The organisation cited the example of Nguyen Ngoc Nhu Quynh (pictured). The 37-year-old Catholic blogger and human rights defender better known as Mother Mushroom, is one of the women held in Communist prisons.
She has been repeatedly harassed by authorities for commenting on social and political issues. Her latest action was to denounce the environmental disaster caused by the Formosa Plastics Group that has shocked the country.
Another woman activist is 40-year old human rights defender and labour rights advocate Tran Thi Nga. She was arrested on 21 January in northern Vietnam for violating Article 88 by “using the internet to spread propaganda videos and writings” against the state. She too has also been harassed and beaten for her activities, and now faces up to 20 years in prison.
The VCHR also cited the case of Tran Thi Thuy, 45, a Hoa Hao Buddhist, who is serving an eight-year sentence in prison for "activities aimed at overthrowing" the state because of her involvement in land rights.

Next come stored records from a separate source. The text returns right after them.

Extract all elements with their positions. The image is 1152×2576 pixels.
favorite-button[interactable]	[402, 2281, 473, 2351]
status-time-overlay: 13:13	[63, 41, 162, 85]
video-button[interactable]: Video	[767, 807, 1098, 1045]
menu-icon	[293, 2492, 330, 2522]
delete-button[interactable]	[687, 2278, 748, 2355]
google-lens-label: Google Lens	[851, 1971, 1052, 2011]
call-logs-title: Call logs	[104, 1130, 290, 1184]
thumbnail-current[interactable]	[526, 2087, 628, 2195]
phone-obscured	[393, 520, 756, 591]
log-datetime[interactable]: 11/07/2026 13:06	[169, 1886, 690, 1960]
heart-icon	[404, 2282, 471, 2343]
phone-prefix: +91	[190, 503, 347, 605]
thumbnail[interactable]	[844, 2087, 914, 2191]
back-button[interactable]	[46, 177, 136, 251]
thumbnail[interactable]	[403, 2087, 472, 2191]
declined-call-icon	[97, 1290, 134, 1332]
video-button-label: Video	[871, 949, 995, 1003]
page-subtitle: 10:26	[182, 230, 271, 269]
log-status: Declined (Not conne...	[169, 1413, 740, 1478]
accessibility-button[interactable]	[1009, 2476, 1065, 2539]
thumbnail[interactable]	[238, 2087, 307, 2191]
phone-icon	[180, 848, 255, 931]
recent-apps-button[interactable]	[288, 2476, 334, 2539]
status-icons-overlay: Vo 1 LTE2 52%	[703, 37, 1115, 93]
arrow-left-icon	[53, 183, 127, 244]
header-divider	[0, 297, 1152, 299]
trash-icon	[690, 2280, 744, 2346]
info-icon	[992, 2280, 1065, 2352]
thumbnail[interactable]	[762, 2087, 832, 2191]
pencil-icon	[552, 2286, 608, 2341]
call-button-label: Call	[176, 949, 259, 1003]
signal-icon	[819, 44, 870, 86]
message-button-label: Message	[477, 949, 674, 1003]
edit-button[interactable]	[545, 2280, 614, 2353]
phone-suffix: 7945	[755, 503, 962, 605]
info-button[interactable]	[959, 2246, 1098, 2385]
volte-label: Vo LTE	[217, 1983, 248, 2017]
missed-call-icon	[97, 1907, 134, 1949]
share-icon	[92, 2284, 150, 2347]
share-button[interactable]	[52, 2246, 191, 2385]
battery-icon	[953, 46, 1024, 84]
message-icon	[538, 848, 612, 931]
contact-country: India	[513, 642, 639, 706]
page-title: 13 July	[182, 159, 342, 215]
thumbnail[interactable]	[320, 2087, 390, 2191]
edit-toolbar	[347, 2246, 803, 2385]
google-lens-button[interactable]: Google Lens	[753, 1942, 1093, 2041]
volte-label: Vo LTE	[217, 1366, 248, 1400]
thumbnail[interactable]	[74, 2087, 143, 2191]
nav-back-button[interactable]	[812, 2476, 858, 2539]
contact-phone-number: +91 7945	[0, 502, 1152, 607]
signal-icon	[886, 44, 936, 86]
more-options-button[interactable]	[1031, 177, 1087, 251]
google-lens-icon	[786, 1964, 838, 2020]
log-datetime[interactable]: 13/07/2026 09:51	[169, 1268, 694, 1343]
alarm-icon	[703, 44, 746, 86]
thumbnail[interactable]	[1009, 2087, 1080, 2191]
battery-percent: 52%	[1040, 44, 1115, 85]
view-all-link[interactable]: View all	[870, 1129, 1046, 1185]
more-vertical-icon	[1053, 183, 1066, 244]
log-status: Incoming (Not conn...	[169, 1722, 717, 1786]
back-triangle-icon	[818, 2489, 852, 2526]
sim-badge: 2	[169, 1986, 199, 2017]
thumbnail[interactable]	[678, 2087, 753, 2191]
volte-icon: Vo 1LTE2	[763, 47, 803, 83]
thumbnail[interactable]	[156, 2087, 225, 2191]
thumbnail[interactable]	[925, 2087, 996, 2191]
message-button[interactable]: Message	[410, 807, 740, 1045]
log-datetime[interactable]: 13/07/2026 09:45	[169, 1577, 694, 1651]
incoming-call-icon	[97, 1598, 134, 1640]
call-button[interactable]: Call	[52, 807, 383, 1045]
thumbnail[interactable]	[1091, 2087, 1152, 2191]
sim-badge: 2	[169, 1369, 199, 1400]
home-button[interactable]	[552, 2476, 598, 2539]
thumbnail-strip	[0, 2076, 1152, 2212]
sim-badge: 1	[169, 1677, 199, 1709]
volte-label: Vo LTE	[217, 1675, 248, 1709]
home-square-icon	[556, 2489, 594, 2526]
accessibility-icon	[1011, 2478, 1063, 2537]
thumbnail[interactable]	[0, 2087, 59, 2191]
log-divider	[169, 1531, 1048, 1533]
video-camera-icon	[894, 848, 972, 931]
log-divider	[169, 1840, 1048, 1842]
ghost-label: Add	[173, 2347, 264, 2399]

Despite being critically ill from a tumor to her uterus, she has been denied medical care. Her treatment is a violation of the United Nations Convention against Torture, which Vietnam ratified in 2015.
Another important case involves Maria Ta Phong Tan, a Catholic blogger jailed for "anti-government propaganda". To protest her arrest, Maria’s mother set herself on fire and died from her injuries.
The activist went on a hunger strike to protest against the abuses she endured in prison. In September 2015, the authorities released her.
At present, the dissident lives in exile in the United States, where she continues her fight for human rights and democracy in Vietnam.